One of the biggest demystifiers to the weight loss and maintenance process is simply accepting what, deep in our hearts, we’ve known all along: there are no magic bullets; this is steady, consistent work for the rest of our lives. Our positive attitude about the magnitude of the task is invaluable. Whole grains, vegetables, clean food, “real” food—nutrient-dense food as close to its pure form as possible—is almost always a good choice. We’ll have good days and bad, and the goal is more of the former and fewer of the latter. There’s no replacement for moderation. “Balanced eating is where I see the most success,” says Erica Weinandy, registered dietitian at Beacon.
These are the basics, but how people structure their attitude, moderation and balance is key. There are many paths to the same place.
Small, Consistent Changes for Big, Long-Term Impact
Weinandy says, about her years spent working with people trying to lose weight, “There’s not one thing that continually surprises me.” She does say that something perhaps discounted too much is the very difference of our bodies themselves. “If you have a slight food allergy or intolerance, it can cause digestive issues or inflammation and that can lead to weight gain.” Variations in gut health and a host of other factors can medically alter how one person loses weight as opposed to another and speaks to the importance of considering weight loss in the context of other health issues that might also need to be identified or changed.
Other tips from Weinandy include:
- Eat early in the day. “The role breakfast provides to us is help in not consuming larger quantities of calories at night.”
- Hydrate. “Sometimes we confuse fatigue with being hungry,” says Weinandy, “and sometimes when you’re dehydrated you feel tired.”
- Evaluate whether certain carbohydrates work against you. “Things like pastas and breads are really big trigger foods for many individuals—they often lead to other cravings.” Can’t have spaghetti without a big slab of garlic bread? Can’t have potatoes without a roll? “Switching out pasta with something like butternut squash noodles, can help break the connection from one high carb food to another,” says Weinandy.
- Allow a flex meal. “Allowing yourself one meal a week where you have your favorite foods can keep you from feeling like you’re missing out and make you less likely to binge when discipline wears thin,” Weinandy says. She recommends eating normally as you approach your flex meal so you don’t go in dangerously hungry, and then allow yourself a small burger or a slice or two of pizza. Practice both enjoying a treat and contentment with moderation.
And although we know different things work for different folks, a Cal Poly study from 2020 did find some critical commonalities among those who lost weight and kept it off. Compared to a control group, the weight loss maintainers reported more frequent use of strategies like setting daily food intake goals, recording what was eaten each day, measuring foods, thinking about past successes, and remaining positive in the face of weight regain.
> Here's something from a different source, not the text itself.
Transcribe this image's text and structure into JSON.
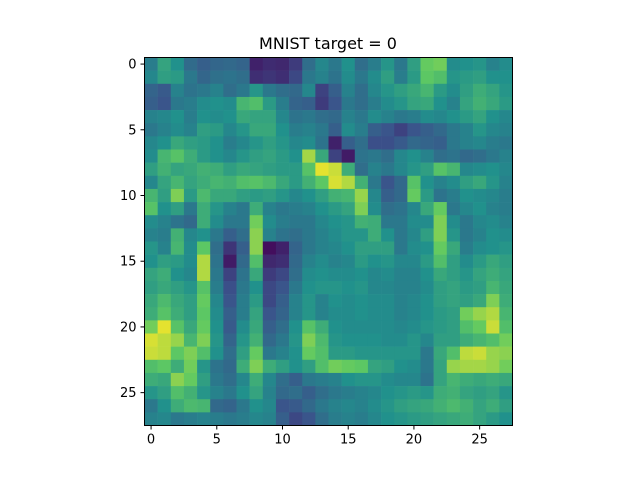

The researchers also found that these eating and thinking behaviors became easier and more ingrained over time in the group of those maintaining their weight loss.
Beyond these very notable methods of success, the game really opens up. But below is a list of tips, many that we’ve all heard before, to consider:
- Eliminate calorie-packed, metabolic-altering sugar
- Eat more fiber
- Reduce how much you eat out and pack a lunch if you eat at work
- Experiment with reducing your “eating hours” (intermittent fasting)
- Eat every 3-4 hours
- Make time for meal planning and meal prep every week—many people suggest giving an hour or two to this on the weekends
- Eat on smaller plates
- Make sure at least half of your plate is always vegetables
- Read labels/know how many calories are in the foods you eat
- Order kids’ portions at restaurants
- Eat slowly, mindfully; savor
- Use the no-buy it diet—don’t buy the food that’s not good for you; don’t keep junk in the house
- Be compassionate with yourself about setbacks; let a setback be just that—a temporary lapse, not an end to your efforts
- Use social networks and family to hold you accountable; ask for their support
- Acknowledge/reward your successes
- Focus on your feelings and behaviors, not the weight itself
Perhaps the best tip? In the face of all the information about weight loss, don’t be daunted. Merely move forward with one or two small steps at a time that feel right to you, and forget everything else. Add on gradually, enjoy food, enjoy your body moving in the world—and truly feel lighter.